Annoncée dimanche 29 janvier par Nicolas Sarkozy devant plus de 16 millions de téléspectacteurs, la hausse de la TVA, qui passera de 19,6% à 21,2%, sera effective au 1er octobre. Le chef de l'Etat justifie cette décision par sa volonté de favoriser l'emploi et de limiter les délocalisations, le produit de la taxe permettant d'alléger les charges patronales des entreprises.
Son modèle: l'Allemagne qui, en augmentant de trois points sa TVA en 2007 et en faisant stagner voire baisser les salaires des employés, a pu préserver de nombreux emplois. «Je veux que le France reste une terre de production, je veux que l'on garde nos usines», argue Nicolas Sarkozy avant que François Hollande, le candidat du PS, n'annonce qu'il supprimera cette mesure s'il est élu, afin de préserver le pouvoir d'achat des ménages.
Dévoilée à trois mois de l'élection présidentielle, la hausse de la TVA rencontre l'hostilité des Français. Avant même l'intervention du président de la République, les sondages étaient sans ambiguité sur la franche opposition de la majorité des Français à l'idée d'une TVA dite sociale, dont l'impact sur les prix ne devrait guère se faire attendre.
Selon un sondage CSA réalisé les 3 et 4 janvier et publié le 5 dans L'Humanité, 64% des Français y sont hostiles, dont 35% tout à fait opposés. Un tiers y seraient favorables, dont 8% tout à fait favorables. Par CSP, l'opposition à la TVA sociale est quasi unanime: les artisans, commerçants et chefs d'entreprises y sont défavorables à 59%, les CSP- à 69%, les CSP+ à 63% et les retraités à 59%.
A noter que seulement 3% des personnes interrogées ne se prononcent pas. Il s'agit donc d'un sujet auquel les Français s'intéressent particulièrement en ces temps de crise. Sans doute échaudés par la rituelle hausse des prix du 1er janvier, à laquelle s'ajoutent l'augmentation de la TVA à taux réduit de 5% à 7% et la mise en place de la taxe sur les sodas, les Français craignent plus que jamais pour leur pouvoir d'achat.
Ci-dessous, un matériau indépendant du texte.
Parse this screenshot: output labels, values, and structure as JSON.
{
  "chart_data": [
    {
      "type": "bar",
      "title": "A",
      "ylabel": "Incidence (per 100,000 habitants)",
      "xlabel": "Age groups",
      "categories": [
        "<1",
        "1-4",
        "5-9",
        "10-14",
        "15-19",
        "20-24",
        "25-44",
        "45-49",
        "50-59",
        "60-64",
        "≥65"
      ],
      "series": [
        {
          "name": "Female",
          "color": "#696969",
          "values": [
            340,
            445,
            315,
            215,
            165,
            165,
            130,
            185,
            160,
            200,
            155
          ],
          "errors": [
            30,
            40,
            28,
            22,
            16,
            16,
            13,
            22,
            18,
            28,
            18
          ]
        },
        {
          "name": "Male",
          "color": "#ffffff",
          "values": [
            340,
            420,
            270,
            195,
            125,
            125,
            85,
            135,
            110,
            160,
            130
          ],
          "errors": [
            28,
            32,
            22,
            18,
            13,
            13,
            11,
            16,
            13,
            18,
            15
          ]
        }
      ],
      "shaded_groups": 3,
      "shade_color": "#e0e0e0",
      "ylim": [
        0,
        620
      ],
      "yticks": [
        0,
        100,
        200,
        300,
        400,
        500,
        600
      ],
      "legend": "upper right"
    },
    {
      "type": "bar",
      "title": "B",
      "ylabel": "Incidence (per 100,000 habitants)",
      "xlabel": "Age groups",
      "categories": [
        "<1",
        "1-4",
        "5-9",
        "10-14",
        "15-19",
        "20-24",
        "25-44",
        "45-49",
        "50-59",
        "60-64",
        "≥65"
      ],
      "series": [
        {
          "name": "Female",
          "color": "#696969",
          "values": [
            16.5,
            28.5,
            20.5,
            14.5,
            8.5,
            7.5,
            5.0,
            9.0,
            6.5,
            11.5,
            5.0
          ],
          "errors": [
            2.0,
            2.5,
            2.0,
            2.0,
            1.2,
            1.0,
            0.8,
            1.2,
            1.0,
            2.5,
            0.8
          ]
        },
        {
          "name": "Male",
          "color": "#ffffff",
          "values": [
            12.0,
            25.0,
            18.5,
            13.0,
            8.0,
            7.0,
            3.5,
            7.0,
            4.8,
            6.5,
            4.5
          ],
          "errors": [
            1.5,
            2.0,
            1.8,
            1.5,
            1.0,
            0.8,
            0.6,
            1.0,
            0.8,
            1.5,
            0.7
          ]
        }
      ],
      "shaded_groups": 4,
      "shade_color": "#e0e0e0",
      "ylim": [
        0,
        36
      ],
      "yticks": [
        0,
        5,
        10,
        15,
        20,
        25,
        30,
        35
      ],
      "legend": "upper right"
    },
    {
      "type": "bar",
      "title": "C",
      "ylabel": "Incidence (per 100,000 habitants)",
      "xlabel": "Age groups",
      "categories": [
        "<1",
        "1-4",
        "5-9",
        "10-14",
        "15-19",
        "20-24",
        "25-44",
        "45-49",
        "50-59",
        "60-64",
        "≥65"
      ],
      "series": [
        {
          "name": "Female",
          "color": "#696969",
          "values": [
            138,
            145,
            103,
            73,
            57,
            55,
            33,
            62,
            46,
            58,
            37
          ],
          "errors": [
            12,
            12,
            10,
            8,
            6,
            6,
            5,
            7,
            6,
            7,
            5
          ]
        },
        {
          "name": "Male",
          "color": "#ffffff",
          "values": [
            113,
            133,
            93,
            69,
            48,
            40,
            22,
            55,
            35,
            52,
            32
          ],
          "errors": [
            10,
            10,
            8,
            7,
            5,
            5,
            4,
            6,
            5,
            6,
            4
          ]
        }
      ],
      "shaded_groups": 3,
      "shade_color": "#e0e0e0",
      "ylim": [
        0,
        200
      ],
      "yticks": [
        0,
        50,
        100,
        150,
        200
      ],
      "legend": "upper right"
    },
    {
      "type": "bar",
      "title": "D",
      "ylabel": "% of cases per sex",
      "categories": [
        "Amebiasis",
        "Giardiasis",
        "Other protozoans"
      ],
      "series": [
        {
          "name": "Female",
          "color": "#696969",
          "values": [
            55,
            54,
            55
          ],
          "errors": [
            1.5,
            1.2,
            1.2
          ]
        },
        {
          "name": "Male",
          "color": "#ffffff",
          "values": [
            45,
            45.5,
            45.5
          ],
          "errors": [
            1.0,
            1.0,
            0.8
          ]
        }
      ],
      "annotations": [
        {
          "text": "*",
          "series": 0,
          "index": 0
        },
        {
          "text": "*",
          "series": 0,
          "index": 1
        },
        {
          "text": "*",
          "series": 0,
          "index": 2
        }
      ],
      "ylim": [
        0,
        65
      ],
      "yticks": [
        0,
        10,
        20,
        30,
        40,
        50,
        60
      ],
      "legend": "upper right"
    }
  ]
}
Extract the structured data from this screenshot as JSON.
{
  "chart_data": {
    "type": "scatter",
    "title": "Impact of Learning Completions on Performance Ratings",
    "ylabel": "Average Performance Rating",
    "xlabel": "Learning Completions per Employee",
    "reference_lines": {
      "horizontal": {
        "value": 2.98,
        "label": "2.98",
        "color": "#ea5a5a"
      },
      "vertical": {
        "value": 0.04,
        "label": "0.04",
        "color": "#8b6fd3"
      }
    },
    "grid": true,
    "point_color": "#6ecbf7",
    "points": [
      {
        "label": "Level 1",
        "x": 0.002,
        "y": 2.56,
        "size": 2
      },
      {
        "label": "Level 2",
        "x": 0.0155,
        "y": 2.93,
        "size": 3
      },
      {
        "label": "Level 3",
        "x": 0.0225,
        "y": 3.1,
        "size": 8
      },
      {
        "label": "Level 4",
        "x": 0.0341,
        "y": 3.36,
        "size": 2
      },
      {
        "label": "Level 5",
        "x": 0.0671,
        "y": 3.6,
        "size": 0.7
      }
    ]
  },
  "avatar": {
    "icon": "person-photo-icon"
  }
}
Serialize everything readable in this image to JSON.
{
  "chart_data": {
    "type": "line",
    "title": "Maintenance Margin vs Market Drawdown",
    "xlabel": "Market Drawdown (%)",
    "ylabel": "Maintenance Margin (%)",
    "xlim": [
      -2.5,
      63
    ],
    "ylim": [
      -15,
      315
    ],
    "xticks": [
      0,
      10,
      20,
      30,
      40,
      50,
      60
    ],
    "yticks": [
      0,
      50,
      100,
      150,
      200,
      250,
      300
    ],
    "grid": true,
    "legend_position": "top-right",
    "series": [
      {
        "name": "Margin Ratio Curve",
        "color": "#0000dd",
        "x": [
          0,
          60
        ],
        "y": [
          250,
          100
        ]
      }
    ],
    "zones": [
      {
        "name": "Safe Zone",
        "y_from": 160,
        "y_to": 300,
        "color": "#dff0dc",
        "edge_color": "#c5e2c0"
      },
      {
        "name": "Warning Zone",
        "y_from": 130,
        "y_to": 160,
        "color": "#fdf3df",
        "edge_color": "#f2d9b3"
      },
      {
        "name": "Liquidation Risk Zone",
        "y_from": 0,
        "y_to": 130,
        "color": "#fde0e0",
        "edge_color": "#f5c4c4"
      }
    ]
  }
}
Toutefois, sur un plan tactique et politique, le choix du Président ne paraît pas si inconsidéré. Selon l'enquête CSA, 55% des sympathisants de droite soutiennent cette nouvelle mesure, dont 60% des sympathisants UMP. Les sympathisants du Modem, eux, y sont à 44% favorables. En revanche, les sondés se déclarant de gauche rejettent massivement ce projet (77%) tout comme ceux se revendiquant du Front national (65%).
Une cristallisation politique de l'opinion que l'on a retrouvée, avec quelques nuances toutefois, dans deux autres enquêtes, l'une menée par BVA les 5 et 6 janvier pour Avenquest, Challenge, BFM TV et BFM Business, l'autre réalisée par l'Ifop du 4 au 6 janvier pour le site Antlantico.fr. La première affiche 72% des sympathisants de droite favorables à cette mesure et la seconde 52% pour cette frange de la population.
Au vu de ces résultats, Nicolas Sarkozy fait donc le pari que son image de "capitaine courage" supplantera dans l'esprit des Français leur inquiétude en matière de pouvoir d'achat, qui pourtant fut l'alpha et l'omega de son discours de candidature en 2007. Un pari risqué, comme devraient le mesurer les études d'opinion conduites après l'intervention du chef de l'Etat.